Salary disclosure may have two to three discrete definitions. It can mean an employer being required by a state, country or city agency to give information about what certain employees are paid, usually executive employees. Another definition of this term is about prospective employees, who may be asked in job interview what their current salary is, and might wonder if they should disclose it. Additionally, salary disclosure could refer to one employee telling another how much he/she makes: a practice that may be discouraged by some employers.
The first definition of salary disclosure is the most common one. Many cities, states or countries have rules about what salary information must be made available. Often, this affects those who hold public jobs but the precise salary amount many only need to be disclosed if people make above a certain amount of money. Private companies or non-profit agencies can have salary disclosure rules too, and they may need to disclose to the public or at least to board members the total amount any executives are paid.
A heated debate can exist about the need to follow salary disclosure guidelines or rules. An individual who has his or her salary disclosed may feel that privacy is being violated. Others argue that such disclosure is important because it makes it clear what level of compensation executives have and whether this is reasonable or in excess. In other words, it may keep executives or higher paid employees from receiving too much pay.

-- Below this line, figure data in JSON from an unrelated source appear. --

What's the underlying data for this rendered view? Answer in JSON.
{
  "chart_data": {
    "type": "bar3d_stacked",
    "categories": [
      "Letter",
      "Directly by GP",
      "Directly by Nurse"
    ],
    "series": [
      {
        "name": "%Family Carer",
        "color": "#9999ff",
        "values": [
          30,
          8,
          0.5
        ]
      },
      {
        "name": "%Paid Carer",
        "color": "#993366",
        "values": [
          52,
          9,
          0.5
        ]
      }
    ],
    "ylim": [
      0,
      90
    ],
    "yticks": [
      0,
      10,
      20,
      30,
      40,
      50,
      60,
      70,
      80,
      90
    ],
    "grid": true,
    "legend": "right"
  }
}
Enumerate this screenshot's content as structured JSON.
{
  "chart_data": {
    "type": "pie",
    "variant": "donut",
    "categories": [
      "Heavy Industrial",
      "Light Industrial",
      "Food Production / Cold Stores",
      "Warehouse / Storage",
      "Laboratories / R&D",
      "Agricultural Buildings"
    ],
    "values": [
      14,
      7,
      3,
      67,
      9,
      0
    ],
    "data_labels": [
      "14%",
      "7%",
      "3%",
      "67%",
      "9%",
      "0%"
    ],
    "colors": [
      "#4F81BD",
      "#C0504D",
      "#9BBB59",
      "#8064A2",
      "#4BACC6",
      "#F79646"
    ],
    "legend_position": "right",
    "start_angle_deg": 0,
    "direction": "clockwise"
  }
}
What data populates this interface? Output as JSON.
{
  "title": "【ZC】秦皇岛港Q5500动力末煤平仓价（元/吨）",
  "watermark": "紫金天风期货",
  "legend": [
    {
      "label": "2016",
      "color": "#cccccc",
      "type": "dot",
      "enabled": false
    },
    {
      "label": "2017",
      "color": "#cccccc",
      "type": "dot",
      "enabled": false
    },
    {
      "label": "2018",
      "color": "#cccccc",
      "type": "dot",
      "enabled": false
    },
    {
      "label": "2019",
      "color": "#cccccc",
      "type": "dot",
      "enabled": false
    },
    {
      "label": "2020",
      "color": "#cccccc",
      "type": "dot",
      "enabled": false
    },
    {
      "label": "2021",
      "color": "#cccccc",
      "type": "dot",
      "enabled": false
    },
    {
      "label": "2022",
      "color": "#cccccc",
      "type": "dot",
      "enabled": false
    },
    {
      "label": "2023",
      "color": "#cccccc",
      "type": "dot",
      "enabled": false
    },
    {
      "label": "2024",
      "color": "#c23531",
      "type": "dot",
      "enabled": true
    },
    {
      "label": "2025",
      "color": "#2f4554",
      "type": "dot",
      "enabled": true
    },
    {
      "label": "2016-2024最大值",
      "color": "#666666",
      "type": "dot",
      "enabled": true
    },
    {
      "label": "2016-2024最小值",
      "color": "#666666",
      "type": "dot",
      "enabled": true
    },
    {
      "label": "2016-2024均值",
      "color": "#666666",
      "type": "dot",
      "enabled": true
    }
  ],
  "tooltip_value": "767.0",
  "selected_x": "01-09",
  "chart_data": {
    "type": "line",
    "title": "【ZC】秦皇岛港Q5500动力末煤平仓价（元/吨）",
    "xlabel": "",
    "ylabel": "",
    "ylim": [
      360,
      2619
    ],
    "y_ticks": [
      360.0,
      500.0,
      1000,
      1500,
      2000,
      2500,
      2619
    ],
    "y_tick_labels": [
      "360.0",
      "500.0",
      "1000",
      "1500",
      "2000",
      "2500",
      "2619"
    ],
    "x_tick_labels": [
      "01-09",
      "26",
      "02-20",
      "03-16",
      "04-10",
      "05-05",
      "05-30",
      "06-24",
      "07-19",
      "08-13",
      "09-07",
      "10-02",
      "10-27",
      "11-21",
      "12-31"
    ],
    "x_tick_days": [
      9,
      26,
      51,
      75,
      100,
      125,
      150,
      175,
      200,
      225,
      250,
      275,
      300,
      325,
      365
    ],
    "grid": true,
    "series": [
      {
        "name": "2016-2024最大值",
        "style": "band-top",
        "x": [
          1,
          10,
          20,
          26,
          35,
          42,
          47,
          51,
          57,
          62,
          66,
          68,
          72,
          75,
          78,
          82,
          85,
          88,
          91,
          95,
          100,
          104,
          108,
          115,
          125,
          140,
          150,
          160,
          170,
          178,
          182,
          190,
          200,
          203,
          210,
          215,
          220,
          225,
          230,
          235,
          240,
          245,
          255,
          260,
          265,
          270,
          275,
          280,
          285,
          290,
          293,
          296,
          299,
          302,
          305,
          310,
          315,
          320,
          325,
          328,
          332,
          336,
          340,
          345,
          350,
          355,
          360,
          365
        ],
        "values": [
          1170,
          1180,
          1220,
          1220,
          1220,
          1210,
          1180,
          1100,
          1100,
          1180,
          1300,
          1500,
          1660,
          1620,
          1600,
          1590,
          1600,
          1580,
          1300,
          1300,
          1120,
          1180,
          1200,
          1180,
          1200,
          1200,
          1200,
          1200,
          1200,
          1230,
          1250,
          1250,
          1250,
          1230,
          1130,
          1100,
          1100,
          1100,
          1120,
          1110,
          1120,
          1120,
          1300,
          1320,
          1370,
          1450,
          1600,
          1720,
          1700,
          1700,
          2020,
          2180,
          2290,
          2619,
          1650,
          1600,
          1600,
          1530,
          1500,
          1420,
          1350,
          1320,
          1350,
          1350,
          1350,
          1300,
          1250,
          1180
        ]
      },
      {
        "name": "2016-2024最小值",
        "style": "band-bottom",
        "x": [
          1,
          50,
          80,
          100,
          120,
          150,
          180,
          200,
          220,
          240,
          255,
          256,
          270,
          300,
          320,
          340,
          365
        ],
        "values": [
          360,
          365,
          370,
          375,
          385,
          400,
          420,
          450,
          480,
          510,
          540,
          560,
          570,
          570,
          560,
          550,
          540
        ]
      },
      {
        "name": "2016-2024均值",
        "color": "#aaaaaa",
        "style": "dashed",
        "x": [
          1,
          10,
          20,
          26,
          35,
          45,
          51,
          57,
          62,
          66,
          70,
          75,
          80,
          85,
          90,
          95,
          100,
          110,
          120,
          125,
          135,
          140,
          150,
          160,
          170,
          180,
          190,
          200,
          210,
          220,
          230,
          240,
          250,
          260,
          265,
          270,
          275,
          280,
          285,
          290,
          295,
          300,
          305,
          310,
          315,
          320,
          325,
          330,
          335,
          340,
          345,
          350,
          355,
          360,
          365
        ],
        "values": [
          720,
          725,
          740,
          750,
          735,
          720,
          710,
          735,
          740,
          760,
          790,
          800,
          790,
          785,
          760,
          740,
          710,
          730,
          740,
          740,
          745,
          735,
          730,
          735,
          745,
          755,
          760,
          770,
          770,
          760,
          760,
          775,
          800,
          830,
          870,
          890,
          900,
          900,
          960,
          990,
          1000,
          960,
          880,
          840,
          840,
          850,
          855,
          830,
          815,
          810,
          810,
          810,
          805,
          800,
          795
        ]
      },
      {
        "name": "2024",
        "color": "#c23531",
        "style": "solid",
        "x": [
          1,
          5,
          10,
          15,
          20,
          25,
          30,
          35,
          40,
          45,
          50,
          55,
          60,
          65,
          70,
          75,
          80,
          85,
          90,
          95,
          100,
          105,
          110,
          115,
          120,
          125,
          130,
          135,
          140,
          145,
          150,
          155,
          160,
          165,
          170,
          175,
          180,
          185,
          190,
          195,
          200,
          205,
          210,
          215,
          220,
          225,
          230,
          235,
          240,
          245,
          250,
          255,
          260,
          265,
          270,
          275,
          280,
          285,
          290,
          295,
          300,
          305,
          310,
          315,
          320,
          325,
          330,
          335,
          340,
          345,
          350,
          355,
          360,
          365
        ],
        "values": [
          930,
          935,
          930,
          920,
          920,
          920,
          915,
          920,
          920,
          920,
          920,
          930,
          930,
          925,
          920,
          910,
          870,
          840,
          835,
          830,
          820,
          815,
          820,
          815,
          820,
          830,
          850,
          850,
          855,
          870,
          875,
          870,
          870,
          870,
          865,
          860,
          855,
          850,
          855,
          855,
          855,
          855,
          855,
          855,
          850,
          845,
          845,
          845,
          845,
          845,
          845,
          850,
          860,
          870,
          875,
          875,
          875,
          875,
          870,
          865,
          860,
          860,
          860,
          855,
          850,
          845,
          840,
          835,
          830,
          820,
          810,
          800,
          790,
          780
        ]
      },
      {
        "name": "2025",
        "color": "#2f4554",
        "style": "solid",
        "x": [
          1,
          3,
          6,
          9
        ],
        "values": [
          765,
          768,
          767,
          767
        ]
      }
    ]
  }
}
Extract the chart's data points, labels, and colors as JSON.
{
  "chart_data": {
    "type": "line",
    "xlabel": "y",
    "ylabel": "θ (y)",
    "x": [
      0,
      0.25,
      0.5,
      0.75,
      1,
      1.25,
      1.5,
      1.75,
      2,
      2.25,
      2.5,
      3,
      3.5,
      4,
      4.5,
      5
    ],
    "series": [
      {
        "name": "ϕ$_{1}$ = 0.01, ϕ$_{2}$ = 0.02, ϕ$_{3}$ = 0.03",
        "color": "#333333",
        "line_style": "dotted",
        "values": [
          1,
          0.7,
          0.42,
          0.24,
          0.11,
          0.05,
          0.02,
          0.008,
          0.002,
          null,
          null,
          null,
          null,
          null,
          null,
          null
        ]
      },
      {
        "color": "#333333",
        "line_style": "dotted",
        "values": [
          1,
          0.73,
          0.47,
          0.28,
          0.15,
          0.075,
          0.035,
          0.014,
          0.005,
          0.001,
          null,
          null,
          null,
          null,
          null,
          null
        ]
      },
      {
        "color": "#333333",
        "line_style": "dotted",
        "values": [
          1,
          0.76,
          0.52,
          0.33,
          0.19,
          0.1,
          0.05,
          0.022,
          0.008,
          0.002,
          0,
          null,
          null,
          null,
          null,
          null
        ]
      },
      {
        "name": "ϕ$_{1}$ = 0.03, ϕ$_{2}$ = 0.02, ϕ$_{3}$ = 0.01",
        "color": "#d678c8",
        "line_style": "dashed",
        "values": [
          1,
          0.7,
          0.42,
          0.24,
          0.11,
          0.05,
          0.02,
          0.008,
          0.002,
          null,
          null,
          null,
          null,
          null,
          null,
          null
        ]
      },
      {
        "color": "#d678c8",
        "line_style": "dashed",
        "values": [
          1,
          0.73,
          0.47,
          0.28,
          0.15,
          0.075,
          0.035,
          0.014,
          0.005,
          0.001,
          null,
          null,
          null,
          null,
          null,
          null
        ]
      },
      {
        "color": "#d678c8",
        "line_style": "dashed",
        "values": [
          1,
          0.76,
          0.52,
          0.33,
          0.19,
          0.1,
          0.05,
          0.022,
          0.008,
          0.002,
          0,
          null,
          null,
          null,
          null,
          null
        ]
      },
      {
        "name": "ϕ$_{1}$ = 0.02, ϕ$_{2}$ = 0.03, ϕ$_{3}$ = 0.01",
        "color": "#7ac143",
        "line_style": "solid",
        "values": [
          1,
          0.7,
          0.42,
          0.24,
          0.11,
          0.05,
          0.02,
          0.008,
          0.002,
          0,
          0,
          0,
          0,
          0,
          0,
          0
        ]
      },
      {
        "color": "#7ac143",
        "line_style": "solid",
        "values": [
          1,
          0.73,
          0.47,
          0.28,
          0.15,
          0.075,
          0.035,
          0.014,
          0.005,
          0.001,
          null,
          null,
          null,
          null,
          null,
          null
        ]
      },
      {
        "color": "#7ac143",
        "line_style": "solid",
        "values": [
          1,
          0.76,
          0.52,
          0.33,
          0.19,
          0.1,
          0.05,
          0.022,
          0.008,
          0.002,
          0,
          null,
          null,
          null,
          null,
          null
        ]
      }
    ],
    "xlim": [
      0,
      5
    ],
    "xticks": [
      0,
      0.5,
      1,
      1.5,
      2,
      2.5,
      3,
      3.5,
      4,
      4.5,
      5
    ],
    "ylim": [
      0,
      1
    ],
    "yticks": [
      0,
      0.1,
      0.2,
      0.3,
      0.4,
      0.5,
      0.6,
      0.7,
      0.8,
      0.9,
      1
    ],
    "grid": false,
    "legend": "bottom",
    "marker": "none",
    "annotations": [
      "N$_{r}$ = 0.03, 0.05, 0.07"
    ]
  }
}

The issue of receiving pay certainly relates to the prospective employee who is trying to get a job. Many fear that disclosing low salary amounts in previous jobs might mean they are hired at lower than normal amounts at new jobs to which they apply. It is important not to lie about previous salary if asked this question by an interviewer, but there are means of spinning the question so that expectation of a higher salary is clear. If asked, people can simply state their previous salary amounts, and then say something like, “That’s one of the reasons why the job was not a good fit for me.” Also, people should research the salaries that are average in the job for which they apply and use this information when it comes to requesting a salary.
Some companies may discourage salary disclosure by one employee to another. It’s nevertheless a common practice, and employees comparing each other’s pay may be of some use. People like Betty Ledbetter, who did not find out she was being underpaid significantly for numerous years, was unable to take action and file a discrimination suit until the Supreme Court deemed the suit was too late. Her experience, brought to national attention in 2008, perhaps encourages employee-to-employee salary disclosure as a means of checking pay equity. However, not all employees may be paid exactly the same, and one concern employers may have is justifying differences in pay if two employees are not equal in performance. Employers sometimes feel that discussion of salaries can foment tension, jealousy and poor feelings in the workplace.